Some Best Practices for A/B testing

  • Talk to users. In some cases, users do not know why they behave in the way they behave, but sometimes they do. Talking to users can help uncover why.
  • Test A/B framework more than other code. Since the A/B test affects business decisions, you want them to run more reliably than the games themselves.
  • Run A/A tests. An A/A test divides users randomly in two buckets, but give the users the same experience. You would expect all metrics to be roughly equal (over enough samples). If you don’t, this means buckets are not assigned randomly, or there is a measurement bug.
  • Use 50% for both buckets. If you don’t, calculations you made on the sample size will be off, and therefore your interpretation of results will be incorrect.

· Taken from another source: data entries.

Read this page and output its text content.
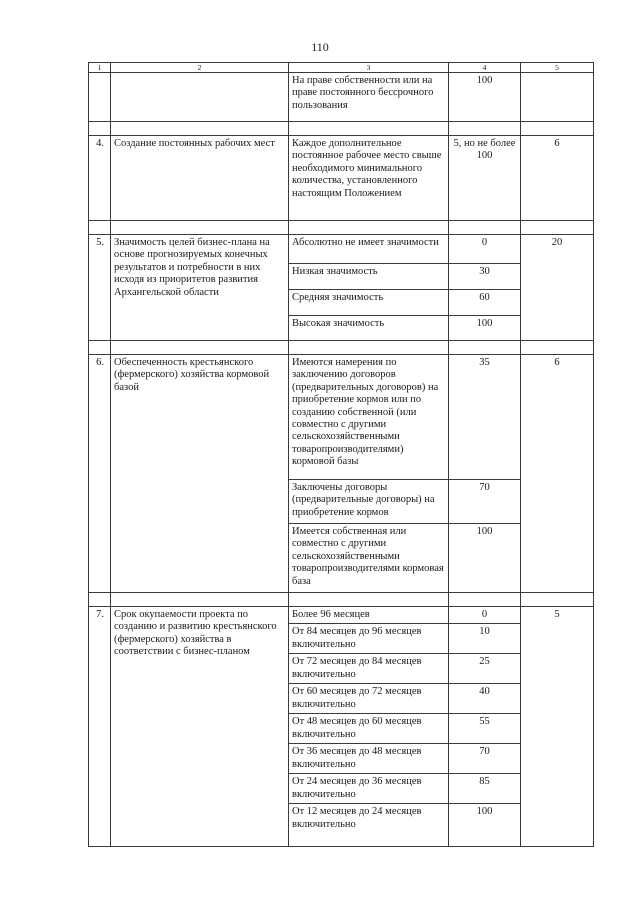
110
1	2	3	4	5
		На праве собственности или на праве постоянного бессрочного пользования	100	

4.	Создание постоянных рабочих мест	Каждое дополнительное постоянное рабочее место свыше необходимого минимального количества, установленного настоящим Положением	5, но не более 100	6

5.	Значимость целей бизнес-плана на основе прогнозируемых конечных результатов и потребности в них исходя из приоритетов развития Архангельской области	Абсолютно не имеет значимости	0	20
		Низкая значимость	30	
		Средняя значимость	60	
		Высокая значимость	100	

6.	Обеспеченность крестьянского (фермерского) хозяйства кормовой базой	Имеются намерения по заключению договоров (предварительных договоров) на приобретение кормов или по созданию собственной (или совместно с другими сельскохозяйственными товаропроизводителями) кормовой базы	35	6
		Заключены договоры (предварительные договоры) на приобретение кормов	70	
		Имеется собственная или совместно с другими сельскохозяйственными товаропроизводителями кормовая база	100	

7.	Срок окупаемости проекта по созданию и развитию крестьянского (фермерского) хозяйства в соответствии с бизнес-планом	Более 96 месяцев	0	5
		От 84 месяцев до 96 месяцев включительно	10	
		От 72 месяцев до 84 месяцев включительно	25	
		От 60 месяцев до 72 месяцев включительно	40	
		От 48 месяцев до 60 месяцев включительно	55	
		От 36 месяцев до 48 месяцев включительно	70	
		От 24 месяцев до 36 месяцев включительно	85	
		От 12 месяцев до 24 месяцев включительно	100	
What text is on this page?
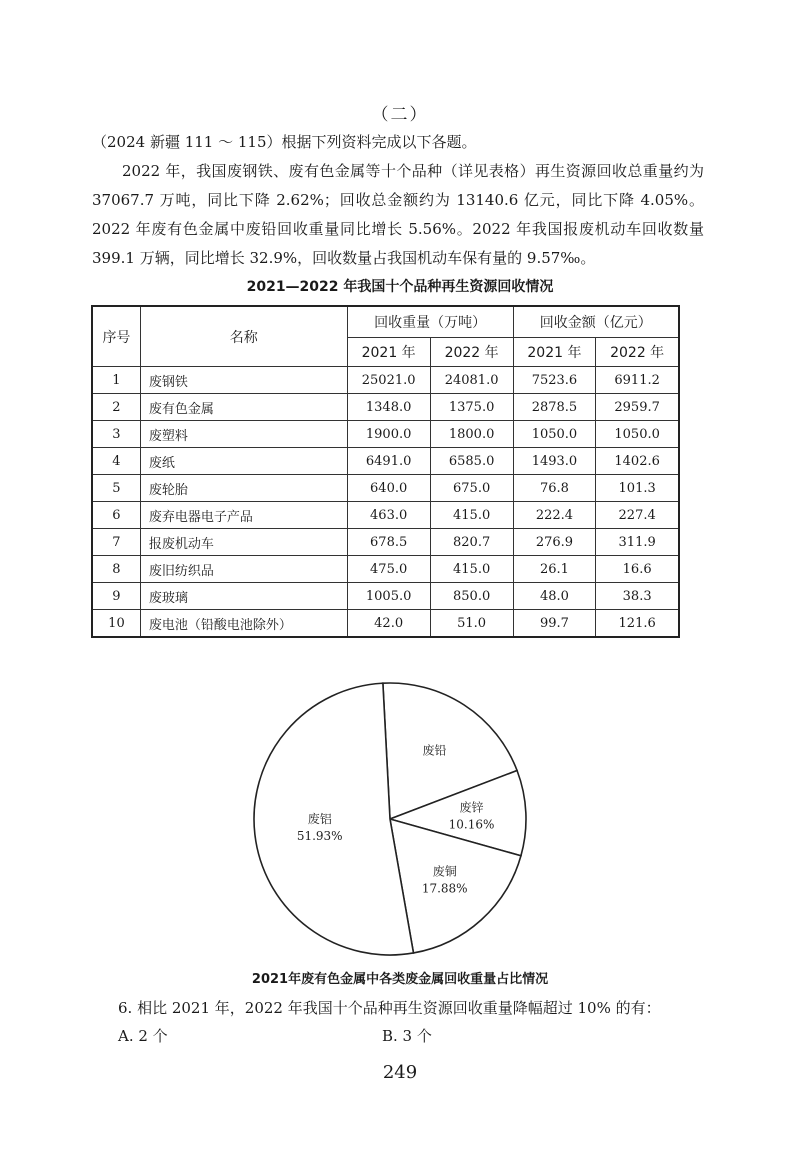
（二）
（2024 新疆 111 ～ 115）根据下列资料完成以下各题。
2022 年，我国废钢铁、废有色金属等十个品种（详见表格）再生资源回收总重量约为 37067.7 万吨，同比下降 2.62%；回收总金额约为 13140.6 亿元，同比下降 4.05%。2022 年废有色金属中废铅回收重量同比增长 5.56%。2022 年我国报废机动车回收数量 399.1 万辆，同比增长 32.9%，回收数量占我国机动车保有量的 9.57‰。
2021—2022 年我国十个品种再生资源回收情况
序号	名称	回收重量（万吨）		回收金额（亿元）	
		2021 年	2022 年	2021 年	2022 年
1	废钢铁	25021.0	24081.0	7523.6	6911.2
2	废有色金属	1348.0	1375.0	2878.5	2959.7
3	废塑料	1900.0	1800.0	1050.0	1050.0
4	废纸	6491.0	6585.0	1493.0	1402.6
5	废轮胎	640.0	675.0	76.8	101.3
6	废弃电器电子产品	463.0	415.0	222.4	227.4
7	报废机动车	678.5	820.7	276.9	311.9
8	废旧纺织品	475.0	415.0	26.1	16.6
9	废玻璃	1005.0	850.0	48.0	38.3
10	废电池（铅酸电池除外）	42.0	51.0	99.7	121.6
废铅
废锌
10.16%
废铜
17.88%
废铝
51.93%
2021年废有色金属中各类废金属回收重量占比情况
6. 相比 2021 年，2022 年我国十个品种再生资源回收重量降幅超过 10% 的有：
A. 2 个	B. 3 个
249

  • Test full weeks. Generally, there is a difference in the audience on different days of the week.
  • Don’t test over periods where there are external events that could affect results.
  • Don’t run tests for too long. The longer you run tests, the more vulnerable they are to external effects.
  • Agree on OEC upfront. This prevents you from “cheating” that will invalidate your results. If there are 100 variables, by chance one of them will show a statistically significant improvement. If you chose an OEC after the experiment has finished based on the outcome of the different OEC changes, you are invalidating the experiment.
  • Mine the data of unsuccessful tests and apply machine learning. You may learn something even when a test is not successful. For example, maybe adding variety does nothing for your audience overall, but adding variety drastically increases uptake under 18-to-24-year olds.